Moin
Es ist durchaus Möglich, den Zerfall aufzuhalten, sofern er durch Entwässerung bedingt ist: Dazu müssen die entsprechenden Kristalle lediglich über der entsprechenden Mutterlauge (= gesättigte Lösung des entsprechenden Salzes) gelagert werden. Über der Lösung stellt sich automatisch die nötige Luftfeuchtigkeit ein. Natürlich muss das System geschlossen sein und bleiben. Die bereits zerfallenen Bereiche werden auf diese Weise jedoch nicht regeneriert, was kaputt ist, ist kaputt. Der Sache sind letztlich auch Grenzen gesetzt, wenn z.B. die Minerale nur unter erhöhtem Druck oder anderen speziellen Bedingungen wie Phasenumwandlung gebildet werden, aber alles, was unter Normalbedingungen (= ~ 1atm, 0-40°C) aus einer wässrigen Lösung wächst, kann so stabilisiert und aufbewahrt werden. Seit einiger Zeit bewahre ich so einen synthetischen (= selbstgezüchteten) Mangansulfatkristall vor dem Zerfall.

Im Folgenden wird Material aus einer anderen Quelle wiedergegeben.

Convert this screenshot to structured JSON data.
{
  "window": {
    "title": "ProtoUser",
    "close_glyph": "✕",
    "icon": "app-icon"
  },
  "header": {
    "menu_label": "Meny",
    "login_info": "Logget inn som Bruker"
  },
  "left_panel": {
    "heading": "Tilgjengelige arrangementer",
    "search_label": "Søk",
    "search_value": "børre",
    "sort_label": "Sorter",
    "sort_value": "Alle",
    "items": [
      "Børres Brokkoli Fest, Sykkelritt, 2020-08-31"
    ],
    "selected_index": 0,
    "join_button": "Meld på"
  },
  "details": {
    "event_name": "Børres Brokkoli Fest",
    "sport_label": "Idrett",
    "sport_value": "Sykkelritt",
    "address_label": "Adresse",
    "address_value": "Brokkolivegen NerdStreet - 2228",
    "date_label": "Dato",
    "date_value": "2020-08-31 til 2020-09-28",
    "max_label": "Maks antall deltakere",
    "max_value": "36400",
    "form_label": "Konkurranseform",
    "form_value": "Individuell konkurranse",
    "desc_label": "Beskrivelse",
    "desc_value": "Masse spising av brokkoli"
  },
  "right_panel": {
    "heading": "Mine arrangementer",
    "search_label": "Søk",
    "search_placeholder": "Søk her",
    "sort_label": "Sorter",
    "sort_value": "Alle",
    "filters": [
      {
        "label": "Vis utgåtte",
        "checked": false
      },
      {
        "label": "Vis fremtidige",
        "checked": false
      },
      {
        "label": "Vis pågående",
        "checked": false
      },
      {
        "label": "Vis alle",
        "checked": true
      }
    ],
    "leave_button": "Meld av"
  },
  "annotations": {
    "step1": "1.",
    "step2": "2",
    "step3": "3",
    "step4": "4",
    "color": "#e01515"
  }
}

Ah, ich lese gerade in Franks Link, das Hexahydrit so ein spezieller Fall ist, wo das mit der Mutterlauge wohl nicht klappen wird, da es normalerweise bei rund 50°C gebildet wird. Hier müsste die Lösung also auch die passende Temperatur haben und natürlich für die Dauer der Lagerung auch halten. Das ist recht unpraktisch. Da das Mineral aber zwischen 42 und 51% rel. Feuchte stabil ist, kann ein geschlossener Behälter schon helfen. Und wenn sich über Bariumnitrat- oder Calciumnitratlösung die passende Luftfeuchte einstellt, wäre diese der perfekte Ersatz für die Mutterlauge.